No Bairro da Gávea, Rio de Janeiro

No bairro da Gávea uma rotina já é conhecida dos moradores. Milhares de pessoas se dirigem para o Jockey Club para mais um grande evento. No início da noite, falanges de flanelinhas, – que pelo tamanho deveriam ser tratados por flanelões - organizados por regiões e sub-regiões, colocam-se a postos para extorquir impunemente os cidadãos, explorando meio-fios, calçadas e, audaciosamente, os entremeios dos jardins da Praça Santos Dumont. Logo a seguir, ambulantes loteiam o espaço público na montagem de suas barraquinhas e distribuição de caixas de isopor, oferecendo aos transeuntes toda a sorte de bebidas e pequenos comestíveis. Vai chegando a hora do show e aos poucos, o trânsito ao redor da praça começa a se complicar, os flanelinhas começam a sumir com suas férias já garantidas enquanto alguns jovens se drogam no trecho inicial da rua Major Rubens Vaz.

Inicia-se a festa. A partir desse momento nenhum morador da região tem sossego. O som invade a madrugada, varandas, salas, quartos e dependências de empregadas. As esquadrias de alumínio vibram com os timbres mais graves. Acreditem, fica impossível dormir.
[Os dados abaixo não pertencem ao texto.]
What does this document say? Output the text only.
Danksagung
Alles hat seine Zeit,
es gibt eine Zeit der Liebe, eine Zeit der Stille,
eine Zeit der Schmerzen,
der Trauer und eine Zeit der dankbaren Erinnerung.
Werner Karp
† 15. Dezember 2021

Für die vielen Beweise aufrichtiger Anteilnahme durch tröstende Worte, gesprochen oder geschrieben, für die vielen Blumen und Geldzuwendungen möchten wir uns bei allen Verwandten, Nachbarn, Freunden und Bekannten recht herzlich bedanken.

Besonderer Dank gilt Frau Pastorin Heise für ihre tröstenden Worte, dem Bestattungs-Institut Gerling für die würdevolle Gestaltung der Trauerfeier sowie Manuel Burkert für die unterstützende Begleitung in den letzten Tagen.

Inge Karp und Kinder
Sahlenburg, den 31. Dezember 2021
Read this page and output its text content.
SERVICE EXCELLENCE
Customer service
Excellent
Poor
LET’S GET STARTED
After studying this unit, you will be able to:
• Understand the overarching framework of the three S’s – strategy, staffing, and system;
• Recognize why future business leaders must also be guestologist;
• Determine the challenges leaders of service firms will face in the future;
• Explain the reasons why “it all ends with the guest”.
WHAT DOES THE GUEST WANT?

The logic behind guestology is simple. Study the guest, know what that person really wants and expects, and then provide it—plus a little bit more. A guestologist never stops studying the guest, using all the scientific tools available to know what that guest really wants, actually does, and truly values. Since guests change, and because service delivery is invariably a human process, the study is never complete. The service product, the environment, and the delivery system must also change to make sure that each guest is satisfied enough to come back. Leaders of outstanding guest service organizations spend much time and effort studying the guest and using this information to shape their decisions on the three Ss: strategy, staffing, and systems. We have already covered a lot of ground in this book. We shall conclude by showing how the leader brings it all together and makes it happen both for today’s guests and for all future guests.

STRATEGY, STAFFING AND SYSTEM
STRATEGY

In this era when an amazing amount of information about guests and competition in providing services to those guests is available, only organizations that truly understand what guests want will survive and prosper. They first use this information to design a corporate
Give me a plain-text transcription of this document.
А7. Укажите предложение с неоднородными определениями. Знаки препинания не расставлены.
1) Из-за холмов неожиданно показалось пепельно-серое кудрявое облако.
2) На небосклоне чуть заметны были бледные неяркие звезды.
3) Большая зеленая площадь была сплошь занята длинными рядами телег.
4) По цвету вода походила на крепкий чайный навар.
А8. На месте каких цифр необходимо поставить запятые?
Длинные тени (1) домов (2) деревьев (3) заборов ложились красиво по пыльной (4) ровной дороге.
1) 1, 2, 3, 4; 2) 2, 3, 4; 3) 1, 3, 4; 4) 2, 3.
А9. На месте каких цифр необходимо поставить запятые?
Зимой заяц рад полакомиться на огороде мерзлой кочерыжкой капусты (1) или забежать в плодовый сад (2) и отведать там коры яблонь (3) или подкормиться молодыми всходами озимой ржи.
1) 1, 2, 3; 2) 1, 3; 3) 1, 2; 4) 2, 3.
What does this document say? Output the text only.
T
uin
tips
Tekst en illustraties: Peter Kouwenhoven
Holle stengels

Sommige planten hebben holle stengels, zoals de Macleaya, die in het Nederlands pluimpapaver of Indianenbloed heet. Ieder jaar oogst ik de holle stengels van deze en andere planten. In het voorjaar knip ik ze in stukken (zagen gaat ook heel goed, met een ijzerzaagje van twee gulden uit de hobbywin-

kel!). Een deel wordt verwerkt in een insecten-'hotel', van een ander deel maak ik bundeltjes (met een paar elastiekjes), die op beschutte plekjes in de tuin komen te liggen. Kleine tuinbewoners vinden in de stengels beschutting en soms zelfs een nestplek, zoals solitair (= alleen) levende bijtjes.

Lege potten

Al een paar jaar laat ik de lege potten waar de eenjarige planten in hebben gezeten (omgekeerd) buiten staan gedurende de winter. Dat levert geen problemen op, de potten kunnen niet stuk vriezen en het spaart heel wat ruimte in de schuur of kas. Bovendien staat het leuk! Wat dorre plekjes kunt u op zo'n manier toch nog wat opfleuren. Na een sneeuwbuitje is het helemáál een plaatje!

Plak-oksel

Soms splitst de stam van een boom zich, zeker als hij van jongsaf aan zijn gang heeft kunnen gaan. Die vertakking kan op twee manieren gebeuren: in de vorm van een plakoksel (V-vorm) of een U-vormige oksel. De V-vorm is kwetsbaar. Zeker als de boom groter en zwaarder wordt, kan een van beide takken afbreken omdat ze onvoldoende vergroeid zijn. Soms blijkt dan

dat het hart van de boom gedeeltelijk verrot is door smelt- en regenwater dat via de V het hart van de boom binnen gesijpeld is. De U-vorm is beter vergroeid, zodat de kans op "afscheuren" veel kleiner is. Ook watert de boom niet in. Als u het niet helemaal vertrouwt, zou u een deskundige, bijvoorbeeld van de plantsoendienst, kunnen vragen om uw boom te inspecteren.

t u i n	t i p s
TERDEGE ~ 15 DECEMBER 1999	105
Mas o pior está por vir. Vencidos pelo cansaço, a vizinhança consegue cochilar, porém, às quatro da manhã, ao término da festança, o caos assume seu ponto alto. O trânsito evolui para a categoria “infernal”. Buzinas, freadas, arrancadas, carros trafegando em contra-mão, retornos proibidos, pequenas batidas e acidentes montam o quadro. Funcionários da prefeitura, soprando apitos de fazer inveja aos mestres de bateria das melhores escolas de samba do Rio, entram em cena na tentativa de organizar o fluxo. Bombeiros, policiais e ambulâncias, para vencer o engarrafamento, não poupam os decibéis de suas sirenes. A turma da limpeza urbana, em ação de pronto atendimento, recolhe ruidosamente a massa de lixo que se deposita na região. O público ainda excitado pelo show deixa o local cantando, obrigando os ambulantes a gritar ainda mais alto para vencer toda a massa sonora, na tentativa de vender uma latinha a mais. Algumas garrafas são quebradas, muitas latas arremessadas e os rapazes, em uma espécie de ritual canino, urinam nos muros, postes e árvores que se apresentam em seus caminhos. Por volta das cinco, quando acredita-se que tudo terminou, uma sinfonia de carrinhos-de-rolimã dos ambulantes em retirada, anuncia que o amanhecer está próximo.

Nesse momento, impossibilitado de enxergar um acordo racional, insone penso: onde estará dormindo John Locke? Li que ele costumava dizer que os cidadãos possuem direitos pessoais e invioláveis diante dos quais qualquer poder tem a obrigação de parar, mesmo o poder legítimo. Onde estão o direito ao silêncio e o direito ao descanso?

Logo em seguida considero: milhares estão felizes, cidadãos, flanelinhas, ambulantes, empresários, fornecedores, patrocinadores, artistas e músicos, enquanto uma incompleta centena de vizinhos se inquieta. Seria essa, na prática, a lógica utilitarista? O saldo racional positivo entre a quantidade de felicidade para o maior número de pessoas, a longo prazo. E que prazo será esse? Até as cinco da manhã ou pelos próximos meses até o pico do verão?

Recentemente recebi um e-mail de um órgão da prefeitura em resposta a uma reclamação: “Embora tenhamos encaminhado suas solicitações para os órgãos competentes, porém sem tempo de atuarem, nos deixa tranqüilo o fato do evento já ter terminado. Compreendemos e somos solidários aos momentos difíceis que você passou.” Solidarizado, estou aqui novamente.

Não defendo o fim das festas da nossa Cidade Maravilhosa e sim a eliminação dos seus impactos negativos. Acreditando no respeito mútuo e na igualdade de condições entre cidadãos, quero crer poder haver um debate “rawlsiano” - democrático e justo - entre empresários, autoridades e associação de bairros, no sentido de um diálogo cooperativo com fins de respeito, ganhos mútuos e imparcialidade.